Bupati Klaten, Sri Hartini, saat ditahan KPK karena diduga menerima suap.
Sumber :
  • ANTARA FOTO/Widodo S. Jusuf

VIVA.co.id – Bupati Klaten non-aktif Sri Hartini didakwa bersalah dalam kasus suap dan gratifikasi. Jaksa Penuntut Umum Komisi Pemberantasan Korupsi menuntut Sri Hartini dengan hukuman 12 tahun penjara.

Tak hanya tuntutan itu, bupati yang terjaring operasi tangkap tangan KPK pada Desember 2016 silam itu, juga dibebani membayar denda Rp1 miliar, serta denda subsider sebesar Rp2,5 miliar.

Jaksa Penuntut Umum dari KPK, Avni Carolina, dalam sidang tuntutan di Pengadilan Tipikor Semarang menyebut, Sri Hartini terbukti bersalah dalam tindak pidana korupsi. Ia didakwa terbukti menerima suap dalam pengisian Struktur Tata Organisasi Kerja (SOTK) di kabupaten Klaten senilai Rp2,9 miliar, serta gratifikasi senilai Rp9,8 miliar.

Atas dakwaan itu, terdakwa dinyatakan terbukti melanggar dua dakwaan alternatif. Pertama, didakwa melanggar Pasal 12 huruf a UU Nomor 31 tahun 1999 tentang Pemberantasan Tindak Pidana Korupsi, sebagaimana telah diubah dalam UU nomor 20 tahun 2001 tentang perubahan UU Nomor 31 Tahun 1999 tentang Tipikor jo Pasal 64 ayat 1 KUHP.

Kedua, terdakwa melanggar pasal 12 huruf b Nomor 31 tahun 1999 tentang Pemberantasan Tindak Pidana Korupsi, sebagaimana telah diubah dalam UU Nomor 20 tahun 2001 tentang perubahan UU Nomor 31 tahun 1999 tentang tipikor jo Pasal 65 ayat 1 KUHP.
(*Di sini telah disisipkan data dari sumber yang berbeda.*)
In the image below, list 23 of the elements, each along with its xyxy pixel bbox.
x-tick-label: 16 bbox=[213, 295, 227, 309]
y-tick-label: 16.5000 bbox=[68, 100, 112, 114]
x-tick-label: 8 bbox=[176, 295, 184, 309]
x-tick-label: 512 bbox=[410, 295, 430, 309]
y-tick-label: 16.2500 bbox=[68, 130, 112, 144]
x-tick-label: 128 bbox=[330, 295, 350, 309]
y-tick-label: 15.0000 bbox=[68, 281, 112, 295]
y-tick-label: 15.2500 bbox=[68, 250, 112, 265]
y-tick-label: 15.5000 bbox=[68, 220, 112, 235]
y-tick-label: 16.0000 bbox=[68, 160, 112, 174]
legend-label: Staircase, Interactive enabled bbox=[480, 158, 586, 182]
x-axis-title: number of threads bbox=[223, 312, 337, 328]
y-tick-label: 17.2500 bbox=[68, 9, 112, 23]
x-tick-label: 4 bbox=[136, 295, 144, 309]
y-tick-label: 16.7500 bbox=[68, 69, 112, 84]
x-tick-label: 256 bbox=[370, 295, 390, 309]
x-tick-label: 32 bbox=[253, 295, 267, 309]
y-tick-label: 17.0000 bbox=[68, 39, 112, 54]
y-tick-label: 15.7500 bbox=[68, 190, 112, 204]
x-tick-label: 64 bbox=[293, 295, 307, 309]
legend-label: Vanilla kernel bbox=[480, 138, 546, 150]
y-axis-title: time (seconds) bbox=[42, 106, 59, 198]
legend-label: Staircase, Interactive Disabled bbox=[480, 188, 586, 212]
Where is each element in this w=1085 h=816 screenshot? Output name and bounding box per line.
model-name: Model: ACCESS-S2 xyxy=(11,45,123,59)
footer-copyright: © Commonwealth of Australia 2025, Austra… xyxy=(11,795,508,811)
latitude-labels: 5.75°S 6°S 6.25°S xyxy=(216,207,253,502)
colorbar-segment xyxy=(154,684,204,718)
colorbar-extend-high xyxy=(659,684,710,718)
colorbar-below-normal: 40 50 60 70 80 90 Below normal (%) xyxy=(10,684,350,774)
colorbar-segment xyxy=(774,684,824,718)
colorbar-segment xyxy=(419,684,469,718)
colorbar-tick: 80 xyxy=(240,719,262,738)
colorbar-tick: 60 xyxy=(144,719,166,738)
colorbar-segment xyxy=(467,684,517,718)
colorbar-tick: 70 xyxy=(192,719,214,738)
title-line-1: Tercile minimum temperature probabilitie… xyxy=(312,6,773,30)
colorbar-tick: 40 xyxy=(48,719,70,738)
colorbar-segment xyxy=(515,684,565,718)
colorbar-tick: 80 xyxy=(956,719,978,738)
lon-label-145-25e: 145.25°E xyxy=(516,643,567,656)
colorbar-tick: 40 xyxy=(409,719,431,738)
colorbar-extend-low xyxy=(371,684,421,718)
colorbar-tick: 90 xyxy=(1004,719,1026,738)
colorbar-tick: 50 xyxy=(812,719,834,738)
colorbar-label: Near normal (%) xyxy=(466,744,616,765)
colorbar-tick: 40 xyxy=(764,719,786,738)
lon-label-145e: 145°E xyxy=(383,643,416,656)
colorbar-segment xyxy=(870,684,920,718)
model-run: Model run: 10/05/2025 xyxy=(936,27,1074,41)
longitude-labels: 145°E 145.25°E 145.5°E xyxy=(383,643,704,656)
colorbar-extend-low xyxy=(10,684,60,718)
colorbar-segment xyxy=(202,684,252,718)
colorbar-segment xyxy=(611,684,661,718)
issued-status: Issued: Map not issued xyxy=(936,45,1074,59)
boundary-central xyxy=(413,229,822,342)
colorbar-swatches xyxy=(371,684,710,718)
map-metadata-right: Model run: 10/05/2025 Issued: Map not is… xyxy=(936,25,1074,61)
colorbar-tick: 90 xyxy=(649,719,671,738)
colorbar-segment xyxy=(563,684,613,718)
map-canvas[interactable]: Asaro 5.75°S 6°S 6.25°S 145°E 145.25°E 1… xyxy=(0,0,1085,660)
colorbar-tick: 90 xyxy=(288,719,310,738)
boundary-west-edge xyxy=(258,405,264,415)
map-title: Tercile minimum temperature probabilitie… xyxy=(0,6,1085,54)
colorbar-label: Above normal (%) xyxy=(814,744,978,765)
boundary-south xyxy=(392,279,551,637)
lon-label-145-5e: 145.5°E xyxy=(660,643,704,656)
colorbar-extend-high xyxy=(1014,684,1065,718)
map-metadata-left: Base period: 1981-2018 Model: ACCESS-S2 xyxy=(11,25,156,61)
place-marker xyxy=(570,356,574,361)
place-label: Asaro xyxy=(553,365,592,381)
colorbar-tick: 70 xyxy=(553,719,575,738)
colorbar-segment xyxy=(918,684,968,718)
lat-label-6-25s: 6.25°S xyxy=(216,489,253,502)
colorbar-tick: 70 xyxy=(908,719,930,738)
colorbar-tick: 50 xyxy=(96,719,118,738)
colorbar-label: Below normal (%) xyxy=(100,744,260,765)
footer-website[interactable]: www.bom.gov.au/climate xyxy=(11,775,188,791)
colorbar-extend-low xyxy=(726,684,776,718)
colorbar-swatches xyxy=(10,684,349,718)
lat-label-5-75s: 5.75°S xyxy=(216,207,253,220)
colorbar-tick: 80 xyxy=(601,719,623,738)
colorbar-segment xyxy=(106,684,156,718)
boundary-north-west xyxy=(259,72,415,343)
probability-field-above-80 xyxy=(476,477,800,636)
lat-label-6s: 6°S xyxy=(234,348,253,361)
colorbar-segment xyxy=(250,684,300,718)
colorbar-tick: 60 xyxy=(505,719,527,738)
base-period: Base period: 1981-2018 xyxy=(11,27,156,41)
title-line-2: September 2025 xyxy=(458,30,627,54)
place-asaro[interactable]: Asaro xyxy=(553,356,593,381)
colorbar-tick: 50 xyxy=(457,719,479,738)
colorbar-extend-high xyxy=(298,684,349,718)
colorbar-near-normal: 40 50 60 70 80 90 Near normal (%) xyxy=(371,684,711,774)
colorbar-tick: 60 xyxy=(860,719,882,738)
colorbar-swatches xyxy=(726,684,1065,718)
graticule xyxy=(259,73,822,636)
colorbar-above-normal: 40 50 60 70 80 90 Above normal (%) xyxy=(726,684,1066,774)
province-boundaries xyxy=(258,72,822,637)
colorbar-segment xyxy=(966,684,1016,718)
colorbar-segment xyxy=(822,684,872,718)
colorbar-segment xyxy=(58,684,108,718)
"Uang yang diterima terdakwa sudah kami kroscek di dalam persidangan, totalnya Rp12, 8 miliar. Dan, masih ada selisih Rp735 juta baik dari suap maupun gratifikasi," katanya, Senin 28 Agustus 2017.

Jaksa membeberkan, uang suap yang diterima terdakwa terjadi dalam rentang periode Juli hingga Desember 2016. Bahkan, oleh sejumlah pejabat di Klaten uang suap kepada bupati itu lazim disebut uang syukuran, saat menginginkan jabatan tertentu.
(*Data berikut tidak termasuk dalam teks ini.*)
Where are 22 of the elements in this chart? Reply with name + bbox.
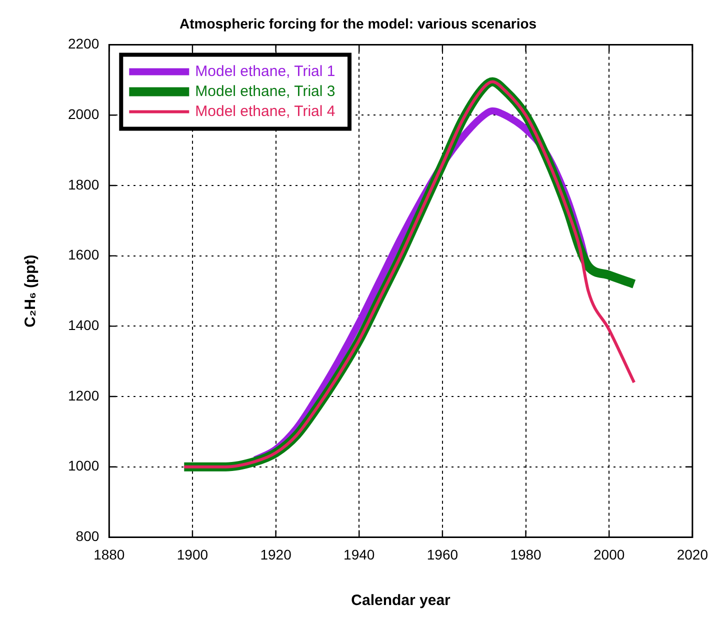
y-axis-title: C₂H₆ (ppt) xyxy=(22,254,40,328)
y-tick-label: 1800 xyxy=(68,176,100,192)
x-tick-label: 2000 xyxy=(594,546,625,562)
x-tick-label: 1980 xyxy=(510,546,542,562)
x-tick-label: 1960 xyxy=(426,546,458,562)
y-tick-label: 2200 xyxy=(68,36,100,52)
x-tick-label: 1880 xyxy=(94,546,125,562)
legend-label: Model ethane, Trial 4 xyxy=(195,102,336,120)
x-tick-label: 1920 xyxy=(260,546,292,562)
y-tick-label: 1600 xyxy=(68,246,100,263)
x-tick-label: 1940 xyxy=(344,546,375,562)
legend-label: Model ethane, Trial 1 xyxy=(195,62,336,80)
y-tick-label: 1400 xyxy=(68,317,100,334)
y-tick-label: 2000 xyxy=(68,106,100,122)
x-tick-label: 2020 xyxy=(676,546,708,562)
chart-title: Atmospheric forcing for the model: various scenarios xyxy=(179,15,537,32)
x-axis-title: Calendar year xyxy=(351,592,451,610)
legend-label: Model ethane, Trial 3 xyxy=(195,82,336,100)
y-tick-label: 1000 xyxy=(68,458,100,474)
y-tick-label: 1200 xyxy=(68,387,100,404)
y-tick-label: 800 xyxy=(76,528,100,544)
x-tick-label: 1900 xyxy=(176,546,208,562)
Sedangkan uang gratifikasi yang diterima terdakwa, berkaitan sejumlah hal. Mulai dari pencairan dana bantuan keuangan desa, titipan dalam penerimaan calon pegawai di BUMD, mutasi kepala sekolah, serta fee, atau imbalan proyek di  dinas pendidikan Klaten.

Menurut Avni, tuntutan pihaknya telah melalui berbagai pertimbangan. Salah satunya hal yang memberatkan, di mana Sri Hartini tidak mendukung program pemerintah dalam mewujudkan pola pemerintahan yang bersih dari kolusi, korupsi, dan nepotisme.

Adapun hal yang meringankan, lanjut dia, terdakwa telah bersikap kooperatif selama persidangan termasuk mengakui serta menyesali perbuatannya.

Atas tuntutan itu, Sri Hartini melalui pengacaranya Deddy Suwandi mengaku terkejut dan keberatan. Menurutnya, tuntutan jaksa di luar prediksi sebelumnya.

"Saya pikir, awalnya di bawah 10 tahun saja. Tetapi, kenapa malah di atasnya. Kami akan mengajukan keberatan pekan depan. Apalagi, klien kami sudah mengakui semuanya, " kata Deddy.

Ketua Majelis Hakim Tipikor Semarang, Antonius Widjantono, lalu memberi kesempatan terdakwa untuk menyampaikan pembelaan yang disampaikan pada sidang pekan depan.